Growing Wild Edibles and the Transitional to a Fall Garden

This is a tour of our garden which is currently in a transitional stage, it also covers a few of the species I mentioned in yesterday’s show that we have harvested from the wild and now are cultivating in our garden such as purslane, lambs-quarter’s, amaranth and ground cherries.

There is kind of a moment at the end were as I am speaking I really come into touch with the fact that we will be leaving this house behind this winter when we move.  While I am very excited to move out of the city it did hit me just a bit that after all the years here of working and making this place into something special it will soon be turned over to someone else, someone who might remove my garden and plant good old civilized grass!  While I hope not it is up to the new home owner to either value or devalue the nitrogen rich organic soil we built.

Like I say at the end though, do it even if you will leave at some point, learn, gain the knowledge and make the place better than the way you found it.  While I will miss the place I don’t regret one second of the work we put into it or the countless meals that had something we grew for ourselves as part of them.

I am at the BOL today but there will be a show tomorrow it is already prerecorded and ready to go via the magic of automation and the wordpress blog platform,


11 Responses to Growing Wild Edibles and the Transitional to a Fall Garden

  1. Thanks for sharing!

  2. Great job Jack! Really enjoyed the information you shared, keep up the video work when you can, and would love to see videos from the BOL. Again thanx!

  3. Hey, Jack,

    Just wanted to chime in about accidentally eating something too hot…it’s actually more effective to eat something oily – like nut butter or coconut oil – to soothe the burn. Water actually pushes the heat of a pepper into the delicate mouth tissue, making it even more painful, which is why it took you 30 minutes to start feeling better.

    FYI, in case it should ever happen again. 😉

  4. Any milk product, yogurt is best. Milk protein blocks some receptor or something like that

  5. Great videos, Jack! You gave me a lot to think about for the area around our place.


  6. Jack,
    I totally feel you man, Aug 15 2010 I had to walk away from my garden, in full production when my Fiancé and I moved from So Cal to South Dakota. I miss my garden and have no hopes of putting anything in here until May. I too knew that I would one day(any day with little notice) I would be walking away from all of my hard work and leaving it behind for god knows who to do god knows what with what what I sweat and bled to create. But like you said It was a learning experience and we ate from it when we needed it most (7 mo out of work, 3 of those living on our preps) So agian thank you Jack… You have helped us to “Live that better life when times get tough” I don’t know what we would have done with out our preps and our garden!

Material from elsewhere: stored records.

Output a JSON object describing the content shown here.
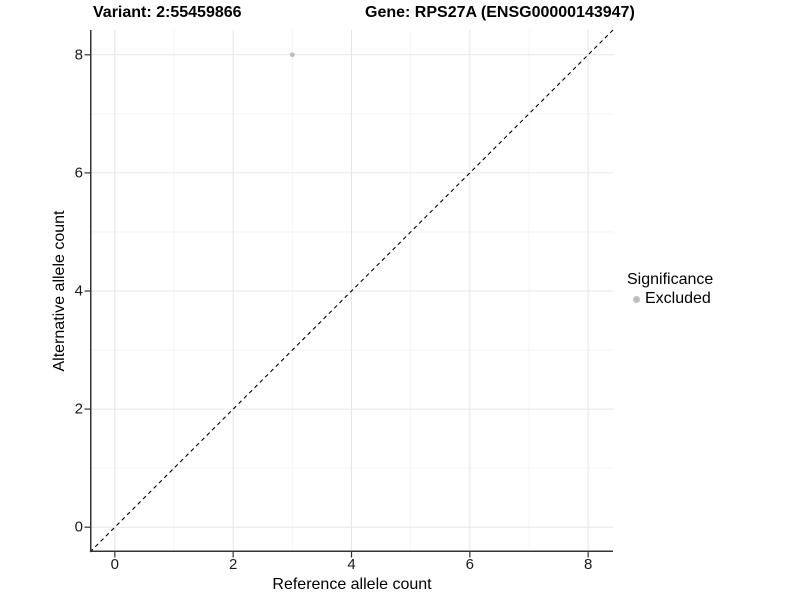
{
  "titles": {
    "left": "Variant: 2:55459866",
    "right": "Gene: RPS27A (ENSG00000143947)"
  },
  "chart_data": {
    "type": "scatter",
    "title": "Variant: 2:55459866    Gene: RPS27A (ENSG00000143947)",
    "xlabel": "Reference allele count",
    "ylabel": "Alternative allele count",
    "xlim": [
      -0.42,
      8.42
    ],
    "ylim": [
      -0.42,
      8.42
    ],
    "x_major_ticks": [
      0,
      2,
      4,
      6,
      8
    ],
    "x_minor_ticks": [
      1,
      3,
      5,
      7
    ],
    "y_major_ticks": [
      0,
      2,
      4,
      6,
      8
    ],
    "y_minor_ticks": [
      1,
      3,
      5,
      7
    ],
    "grid": true,
    "series": [
      {
        "name": "Excluded",
        "color": "#BEBEBE",
        "points": [
          {
            "x": 3,
            "y": 8
          }
        ]
      }
    ],
    "reference_line": {
      "type": "identity",
      "label": "y = x",
      "style": "dashed",
      "color": "#000000"
    },
    "legend": {
      "title": "Significance",
      "position": "right",
      "items": [
        {
          "label": "Excluded",
          "color": "#BEBEBE"
        }
      ]
    }
  },
  "style_colors": {
    "axis_line": "#333333",
    "tick_mark": "#333333",
    "tick_label": "#1a1a1a",
    "grid_major": "#e6e6e6",
    "grid_minor": "#f2f2f2",
    "background": "#ffffff"
  }
}
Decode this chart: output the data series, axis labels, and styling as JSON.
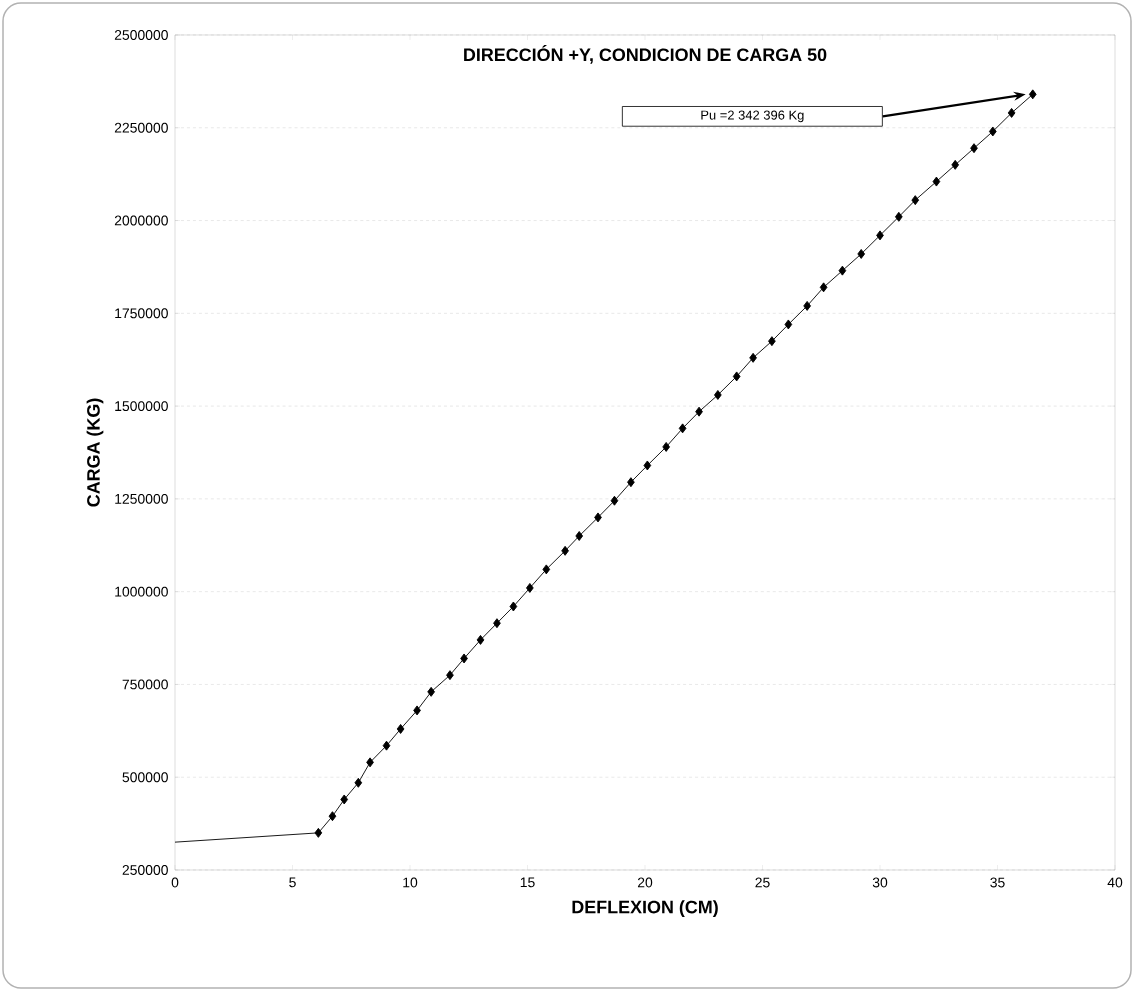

  7. Can somebody print the spelling of the wild edibles mentioned in this podcast? I can’t find 3 of them on Google – they sounded like:
    “erronia” (tastes like a cranberry),
    “sorrell” and
    “sumec” (a tree).

  8. Oops, sorry, I just figured it out… I read the wrong podcast notes.

  9. Great videos Jack. Please don’t forget to show your method on separating the seed from the amaranth, as I have some heads drying now and would love some help.

  10. I like your video’s as a nice mix, thanks.
    I have Hopi Red growing all over the place; do you mix the seed heads with cereal or bread mix?
    Where did you buy the fig tree also?

  11. Modern Survival

    @Foxy, I use the Hopi Red mostly when very young as a vegetable. The seed/grain is pretty good but things like “golden giant” produce a lot more. I do mix amaranth grain with breads, especially beer bread it gives a great toasty flavor and is so nutritious. I did up some half white half wheat beer bread with amaranth and sunflower seeds (both from the garden) that was so good and grainy. I put some in pancakes the other day, YUM.

    Call me crazy but I like to just eat some time to time, like a spoon full raw. I also like it on oatmeal and it is good in granola mixes if you do it in like clumps otherwise small stuff just goes to the bottom.

    I have not mixed it with cold cereal but I bet that would be good, I just don’t eat much of that.

    Fig? Nothing dramatic they came from Home Depot, 9.99 each!